La Isla Mínima parece, al comienzo, muchas cosas, y finalmente toma otros derroteros completamente distintos. No es True Detective, por mucho que existan las similitudes, ni Twin Peaks, ni mucho menos un simple whodunit.
Es 1980, marismas del Guadalquivir, dos desaparecidas y dos policías a los que se les castiga, por diferentes motivos, a hacerse cargo de un caso en apariencia poco importante en un pueblo perdido. Juan (tibio Raúl Arévalo) es un joven policía, de la bandada democrática, y que ha escrito contra un general, tiene una mujer y una hija pequeña y cree en una nueva España, alejada de los derroteros del Régimen.
En el otro extremo, Pedro (Javier Gutiérrez, ya declarado como uno de los mejores actores que tiene el cine español en la actualidad) es su opuesto aparente, de la old school, y al que se aparta como a todo lo que dé una imagen asociada al franquismo, que el Gobierno de Suárez quería borrar a toda costa. Personaje torturado éste, que esconde secretos terribles en su pasado, y que los ahoga en ginebra, impenitente y condenado ya a las llamas de lo que fue y no podrá ser. Si por ti fuera todo seguiría como antes, le espeta el demócrata Juan a Pedro. Y nosotros nos preguntamos: ¿en qué ha cambiado?.
Son enviados a un pueblecito sevillano dónde se malvive, se conservan recuerdos de las capitales andaluzas (Málaga o Cádiz), se golpea a las mujeres (la tremenda belleza de Nerea Barros y su caracterización como abnegada esposa, duelen en la mirada), y la gente vive apegada a la droga y al tráfico de ésta (Debo mucho dinero y no puedo pagarlo, nos dirá el personaje de Antonio de la Torre, otro magnífico actor), sólo por alimentar a sus familias y rellenar los agujeros de la infamia que desatan la pobreza y el caciquismo. Nada ha cambiado con la democracia. Llegará un momento, pues tal es el soberbio trabajo de Alberto Rodríguez (Grupo 7, No habrá paz para los malvados), en el que nada importa quién está detrás de la desaparición de las dos hermosas muchachas, pues, por el camino, Rodríguez y el excelso director de fotografía Alex Catalán han hecho un film sobre la Transición (el mejor, muy probablemente, y de forma involuntaria) y sobre España, sobre una España quebrada, empobrecida, cruel, claustrofóbica, desasosegante.
Es, además, un film de una plasticidad magistral, (recuérdese, si no, ese inicio, que transmuta el paisaje de las marismas con una suerte de inmenso cerebro) bello a su manera, y donde su director demuestra un dominio de la narrativa que ya venía apuntando en películas anteriores.

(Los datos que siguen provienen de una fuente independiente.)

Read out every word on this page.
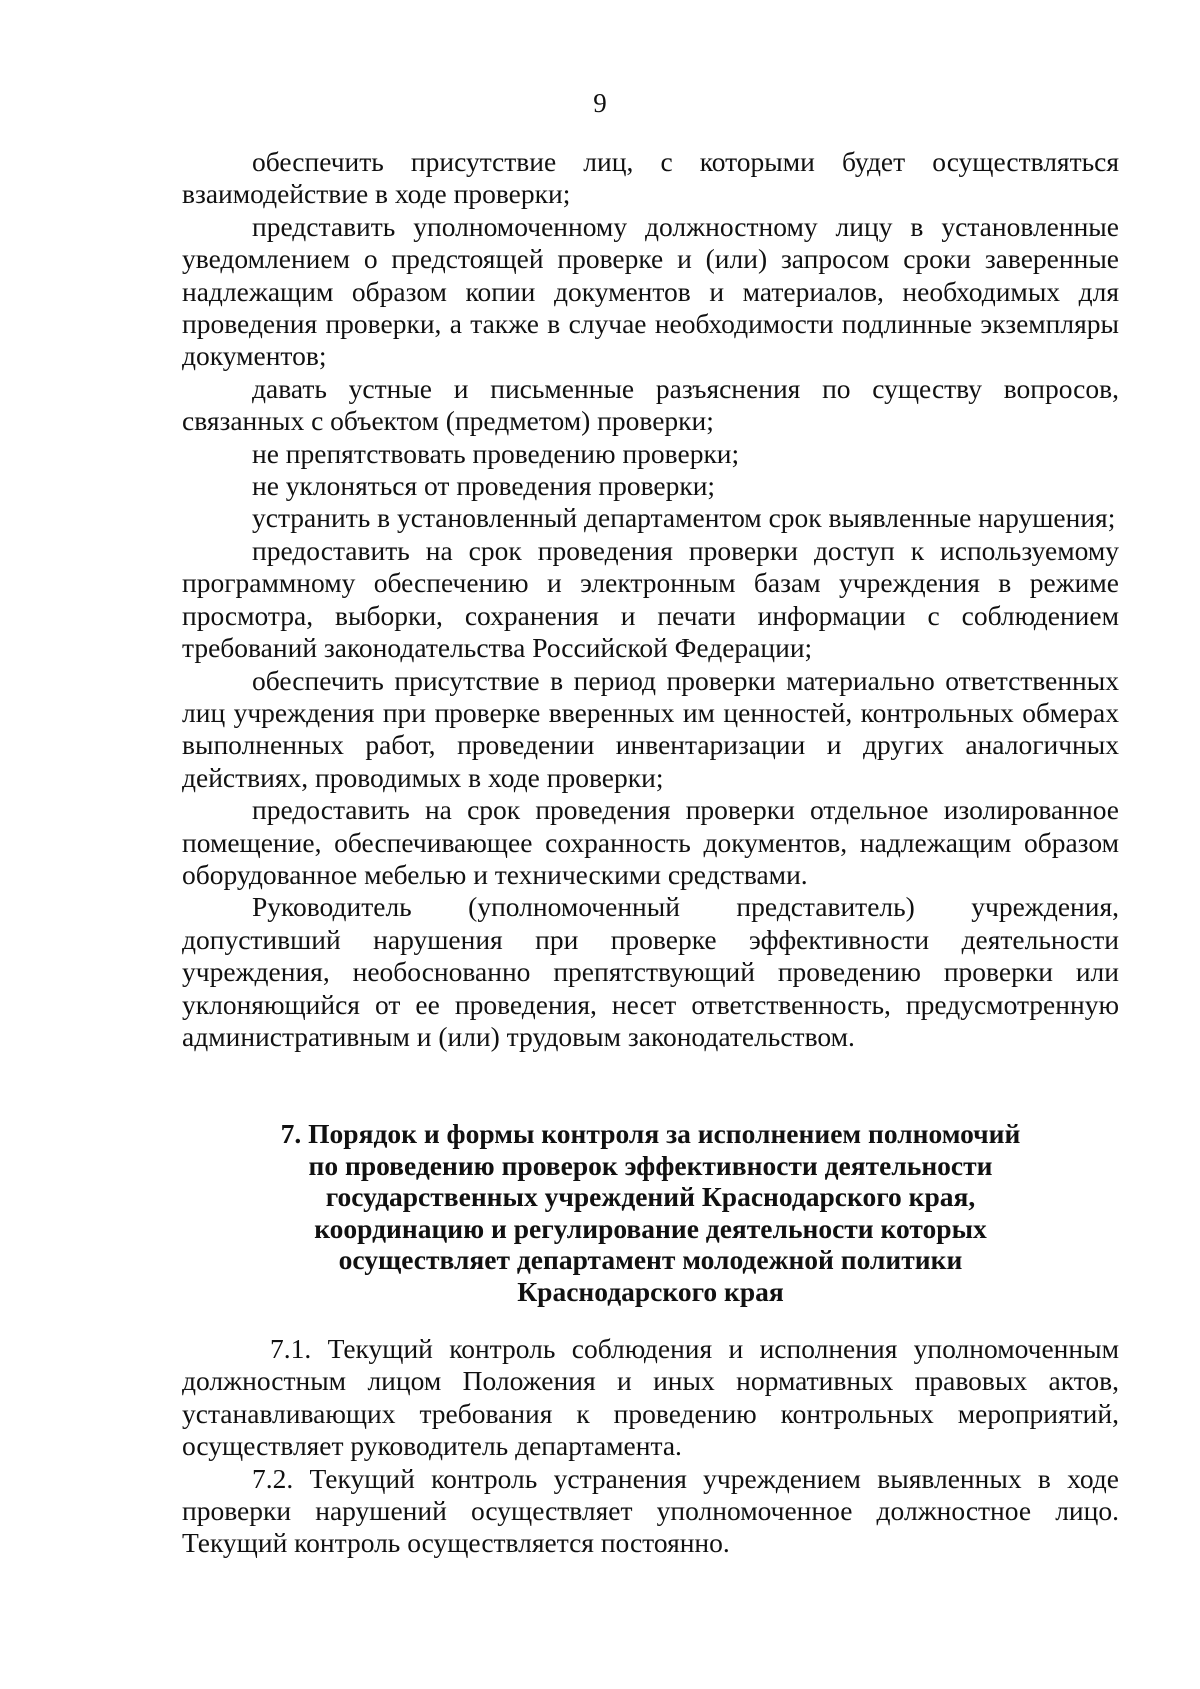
9

обеспечить присутствие лиц, с которыми будет осуществляться взаимодействие в ходе проверки;

представить уполномоченному должностному лицу в установленные уведомлением о предстоящей проверке и (или) запросом сроки заверенные надлежащим образом копии документов и материалов, необходимых для проведения проверки, а также в случае необходимости подлинные экземпляры документов;

давать устные и письменные разъяснения по существу вопросов, связанных с объектом (предметом) проверки;

не препятствовать проведению проверки;

не уклоняться от проведения проверки;

устранить в установленный департаментом срок выявленные нарушения;

предоставить на срок проведения проверки доступ к используемому программному обеспечению и электронным базам учреждения в режиме просмотра, выборки, сохранения и печати информации с соблюдением требований законодательства Российской Федерации;

обеспечить присутствие в период проверки материально ответственных лиц учреждения при проверке вверенных им ценностей, контрольных обмерах выполненных работ, проведении инвентаризации и других аналогичных действиях, проводимых в ходе проверки;

предоставить на срок проведения проверки отдельное изолированное помещение, обеспечивающее сохранность документов, надлежащим образом оборудованное мебелью и техническими средствами.

Руководитель (уполномоченный представитель) учреждения, допустивший нарушения при проверке эффективности деятельности учреждения, необоснованно препятствующий проведению проверки или уклоняющийся от ее проведения, несет ответственность, предусмотренную административным и (или) трудовым законодательством.

7. Порядок и формы контроля за исполнением полномочий
по проведению проверок эффективности деятельности
государственных учреждений Краснодарского края,
координацию и регулирование деятельности которых
осуществляет департамент молодежной политики
Краснодарского края

7.1. Текущий контроль соблюдения и исполнения уполномоченным должностным лицом Положения и иных нормативных правовых актов, устанавливающих требования к проведению контрольных мероприятий, осуществляет руководитель департамента.

7.2. Текущий контроль устранения учреждением выявленных в ходе проверки нарушений осуществляет уполномоченное должностное лицо. Текущий контроль осуществляется постоянно.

La desesperanza nubla la investigación, y la convierte en insoslayable tapadera para ofrecer al espectador el retrato de un lugar y un tiempo. Todo ello entre planificación que tritura cualquier producto de este año facturado en España y que, desde luego, vaya por delante, ofrece una acuarela sobre Andalucía bien distinta de desafortunados bodrios como Ocho apellidos vascos. La película de Rodríguez detenta un especial gusto por el thriller, que aplaca loas a la Transición, tanto como al Régimen en el que vivimos.
Una bofetada cruda, disonante, hipnótica, con uno de los finales más terribles en el cine de los últimos tiempos. Y, sobre todo, una obra maestra absoluta, ya un clásico en toda regla.